I like the 26x1.5 commuters because they roll nice, my average speeds explode, and I can still handle moderately rough dirt and gravel.
Having the knobbies in the slush and mud was nice too, back when I cared more for sure-footedness than speed.
I'm a huge proponent of having the right footwear for the occasion. And I'm compulsively check my air pressure. If I miss a day I make sure I check the very next day.
I hate flats, but due to my high mileage I experience more of them than the average Lance-a-like. I'm a big proponent of Goo or Slime tubes, and as long as I live in Colorado I'll run them in all my bikes.
The thing is, you could proclaim a simplistic cycling existence by going fixie, but you'll still have to deal with rubber issues. Even fixie pixies get flats.
I've bought the $70 Krylions (each) in the past. They work. Except when they don't. I bought a pair of CSTs for $50 and got 600 miles out of them. There's nothing particularly special about the Fortes I have on the X now, but I have Goo tubes in them. I've got more than a few hundred miles on them, and they still look pretty darn good.
The Small Block 8s I have on the One are great for general commuting (they whine like a fighter jet on Ramming Speed Fridays!) and are phenomenal for prairie bike commutes too. More aggressive knobs would really be a drag on my vanilla road commutes.

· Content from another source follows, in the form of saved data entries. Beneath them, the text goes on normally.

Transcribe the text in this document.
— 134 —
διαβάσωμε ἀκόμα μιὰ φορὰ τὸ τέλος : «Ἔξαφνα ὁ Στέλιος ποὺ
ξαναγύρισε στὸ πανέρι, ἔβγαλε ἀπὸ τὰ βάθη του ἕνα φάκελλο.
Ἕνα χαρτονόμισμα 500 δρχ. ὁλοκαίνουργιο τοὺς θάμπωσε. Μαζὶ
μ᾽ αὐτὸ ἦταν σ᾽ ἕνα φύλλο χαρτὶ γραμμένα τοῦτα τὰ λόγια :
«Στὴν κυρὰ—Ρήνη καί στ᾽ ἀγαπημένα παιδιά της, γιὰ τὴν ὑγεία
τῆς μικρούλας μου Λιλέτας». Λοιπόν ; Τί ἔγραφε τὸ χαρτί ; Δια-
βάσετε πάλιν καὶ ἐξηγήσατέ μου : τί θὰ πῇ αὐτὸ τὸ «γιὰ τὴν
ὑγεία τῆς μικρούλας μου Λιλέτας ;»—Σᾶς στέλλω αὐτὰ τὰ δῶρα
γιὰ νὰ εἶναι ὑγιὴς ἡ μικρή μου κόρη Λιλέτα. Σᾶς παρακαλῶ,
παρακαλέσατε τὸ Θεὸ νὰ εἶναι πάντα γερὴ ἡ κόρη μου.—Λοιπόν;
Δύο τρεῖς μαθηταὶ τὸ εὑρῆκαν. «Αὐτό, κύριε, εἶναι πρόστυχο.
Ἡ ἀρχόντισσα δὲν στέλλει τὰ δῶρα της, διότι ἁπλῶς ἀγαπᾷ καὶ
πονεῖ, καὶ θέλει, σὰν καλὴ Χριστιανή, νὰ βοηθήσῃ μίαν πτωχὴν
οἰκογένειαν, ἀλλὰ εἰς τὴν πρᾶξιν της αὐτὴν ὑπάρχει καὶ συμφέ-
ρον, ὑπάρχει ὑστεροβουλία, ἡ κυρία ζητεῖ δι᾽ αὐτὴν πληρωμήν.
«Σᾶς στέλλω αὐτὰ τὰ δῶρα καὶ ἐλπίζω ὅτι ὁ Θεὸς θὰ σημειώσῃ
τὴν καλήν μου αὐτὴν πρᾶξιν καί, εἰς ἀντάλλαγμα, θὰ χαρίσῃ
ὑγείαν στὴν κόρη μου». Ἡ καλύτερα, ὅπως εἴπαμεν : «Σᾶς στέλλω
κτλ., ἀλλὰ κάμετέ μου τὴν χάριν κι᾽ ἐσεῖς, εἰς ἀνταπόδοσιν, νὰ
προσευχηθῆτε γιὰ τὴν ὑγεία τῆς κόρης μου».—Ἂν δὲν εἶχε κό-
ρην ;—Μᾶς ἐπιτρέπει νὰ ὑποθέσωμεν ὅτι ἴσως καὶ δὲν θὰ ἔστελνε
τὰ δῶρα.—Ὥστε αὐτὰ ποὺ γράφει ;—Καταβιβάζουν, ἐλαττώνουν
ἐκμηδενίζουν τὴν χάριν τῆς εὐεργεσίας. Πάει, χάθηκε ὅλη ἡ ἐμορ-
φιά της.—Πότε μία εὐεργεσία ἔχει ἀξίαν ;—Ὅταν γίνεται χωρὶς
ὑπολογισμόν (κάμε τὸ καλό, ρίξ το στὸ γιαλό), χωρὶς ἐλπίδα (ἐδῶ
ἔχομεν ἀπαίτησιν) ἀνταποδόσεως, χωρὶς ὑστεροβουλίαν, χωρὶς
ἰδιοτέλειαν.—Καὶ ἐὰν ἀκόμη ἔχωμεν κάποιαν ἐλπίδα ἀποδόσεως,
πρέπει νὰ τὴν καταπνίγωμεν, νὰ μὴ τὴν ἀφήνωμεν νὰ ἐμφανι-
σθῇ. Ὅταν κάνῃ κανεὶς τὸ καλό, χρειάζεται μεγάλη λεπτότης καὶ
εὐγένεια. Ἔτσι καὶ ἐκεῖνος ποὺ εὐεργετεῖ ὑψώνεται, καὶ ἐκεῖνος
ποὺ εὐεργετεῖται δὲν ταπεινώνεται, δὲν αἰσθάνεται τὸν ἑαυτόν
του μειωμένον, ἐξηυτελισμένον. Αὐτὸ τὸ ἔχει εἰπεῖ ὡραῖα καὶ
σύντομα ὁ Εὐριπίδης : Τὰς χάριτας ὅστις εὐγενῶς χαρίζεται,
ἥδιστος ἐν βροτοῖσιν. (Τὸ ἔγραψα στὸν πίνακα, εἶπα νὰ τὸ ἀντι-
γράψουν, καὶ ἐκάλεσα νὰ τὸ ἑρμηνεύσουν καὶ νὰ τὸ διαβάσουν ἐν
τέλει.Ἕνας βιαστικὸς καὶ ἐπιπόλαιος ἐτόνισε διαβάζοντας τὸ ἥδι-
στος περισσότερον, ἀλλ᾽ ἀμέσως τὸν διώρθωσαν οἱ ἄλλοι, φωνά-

As you can see, I give more than a fleeting thought to my tires and tubes.
As a vigilant cyclist you will learn to watch the road or trail ahead and try to avoid tire/tube damaging detritus and debris. But with many miles comes great wear, and eventually all tires see the end of their useful days.
Low stress utility cycling or committed commuting can be very enjoyable if you maintain your tires and use the right ones for the job.